Gelelim bu yılın sürpriz takımı Sivasspor'a; ilk yarının açık ara lideri. En yakın rakibi Başakşehir'e 4, Trabzonspor'a 5 puan fark atmış neredeyse zirvede yalnız. Fark yaratan oyuncuların üzerine fazla yük binince, sakatlıklar ardı ardına geldi ve bugün liderin 9 puan gerisine kadar düştü, puan cetvelinde üçüncü.
 
Peki ya Fırtına;
Fırtına, kendisi gibi fırtınalı bir sezon yaşadı. Sörloth, N'wakaeme, Ekuban, Sosa gibi üst düzey oyuncularının olağanüstü formu ile uzun süre ligi forsetti. Pandemi sürecine ligin en fazla gol atan, averajı en yüksek takımı olarak lider girdi.
Ama ortada yine bir hesap hatası vardı.
Belli oyuncular üzerine çok fazla yük biniyordu. UEFA KUPASI, TÜRKİYE KUPASI ve SÜPER LİG derken 50 maçın üzerine çıkınca yıldızlar birer ikişer döküldü. Önce Sosa sakatlandı, Sonra N'wakaeme ve bir anda dengeler değişti ligin en çok gol atan takımı skor üretemez oldu ve bu maç öncesi liderin 5 puan gerisine kadar düştü.
 
Peki ya Başakşehir o nasıl lider ondan bahset dediğinizi duyar gibiyim;
Tabi onu es geçmek olmaz. Bir kere en başa Göksel Gümüşdağ’ı koymak lazım. Futbol camiasına hakimiyeti (Aziz Yıldırım Kulüpler birliği başkanı iken yardımcılık, sonrasında da 1 dönem başkanlık), hakemler üzerindeki nüfuzu ve iktidara enişte olması en önemli faktörler. Çok geniş bir oyuncu kadrosu, 50mEuro maaş yükü, Borsaya açık olmaması nedeniyle takip edilemeyen para hareketleri.
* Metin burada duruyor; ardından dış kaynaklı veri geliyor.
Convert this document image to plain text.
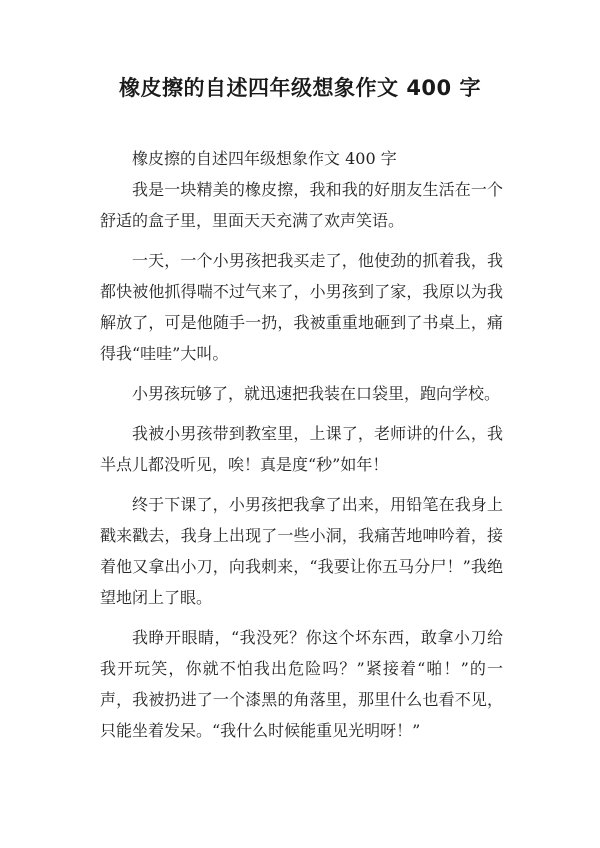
橡皮擦的自述四年级想象作文 400 字

橡皮擦的自述四年级想象作文 400 字

我是一块精美的橡皮擦，我和我的好朋友生活在一个舒适的盒子里，里面天天充满了欢声笑语。

一天，一个小男孩把我买走了，他使劲的抓着我，我都快被他抓得喘不过气来了，小男孩到了家，我原以为我解放了，可是他随手一扔，我被重重地砸到了书桌上，痛得我“哇哇”大叫。

小男孩玩够了，就迅速把我装在口袋里，跑向学校。

我被小男孩带到教室里，上课了，老师讲的什么，我半点儿都没听见，唉！真是度“秒”如年！

终于下课了，小男孩把我拿了出来，用铅笔在我身上戳来戳去，我身上出现了一些小洞，我痛苦地呻吟着，接着他又拿出小刀，向我刺来，“我要让你五马分尸！”我绝望地闭上了眼。

我睁开眼睛，“我没死？你这个坏东西，敢拿小刀给我开玩笑，你就不怕我出危险吗？”紧接着“啪！”的一声，我被扔进了一个漆黑的角落里，那里什么也看不见，只能坐着发呆。“我什么时候能重见光明呀！”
Dahası var ama bu akşamki maça da yerimiz kalsın diye kısa kesiyorum
 
Çıkmayan candan ümit kesilmez misali geçtik televizyonun karşısına. Trabzonspor'da bizler gibi Basaksehir'in yenilmeyeceğine inanmış bir halde tutuk bir görüntü ile maça başladı. 3. dakikada öne geçen Başakşehir de bizi doğrular gibiydi. Derken 10. dakikada Trabzonspor da golü buldu. İki şampiyonluk adayı da haftayı galibiyetle bitirecek galiba derken Trabzonspor'un golü Konyaspor'a ilham olmuş olacak ki ardı ardına Konyaspor goller buldu ve bir anda skoru 3-1 getirdi. Ve bu skorlarla ekipler soyunma odasının yolunu tuttu.
İkinci yarı Trabzonspor yine kendinden bekleneni yaptı ve basit bir duran topta kalesinde golü gördü. Soyunma odasında rakibinin 3-1 yenik olduğunu bilmesine rağmen Bordo-mavili takımın bu şuursuz, bu cılız futboluna bir anlam veremedik. Dakikalar birer ikişer tükenirken bir iki cılız pozisyon hariç ısıran bir Trabzonspor göremedik. Derken Başakşehir ardı ardına goller buldu ve skoru Konyaspor karşısında 3-3'e getirdi. Şampiyonluk yarışında rakibimizin 2 gol bulduğu sürede Trabzonspor bir gol dahi üretemediği gibi bir de kalesinde gol gördü. 3 topun direkten döndüğü şanssız garip bir maç izledik. Başakşehir’in Konya'da kaybederek altın tepside sunduğu şampiyonluğu elimizin tersiyle ittiğimiz bir hafta yaşadık…
Olmadı çocuklar, olmadı hocam, bunun açıklaması olamaz!!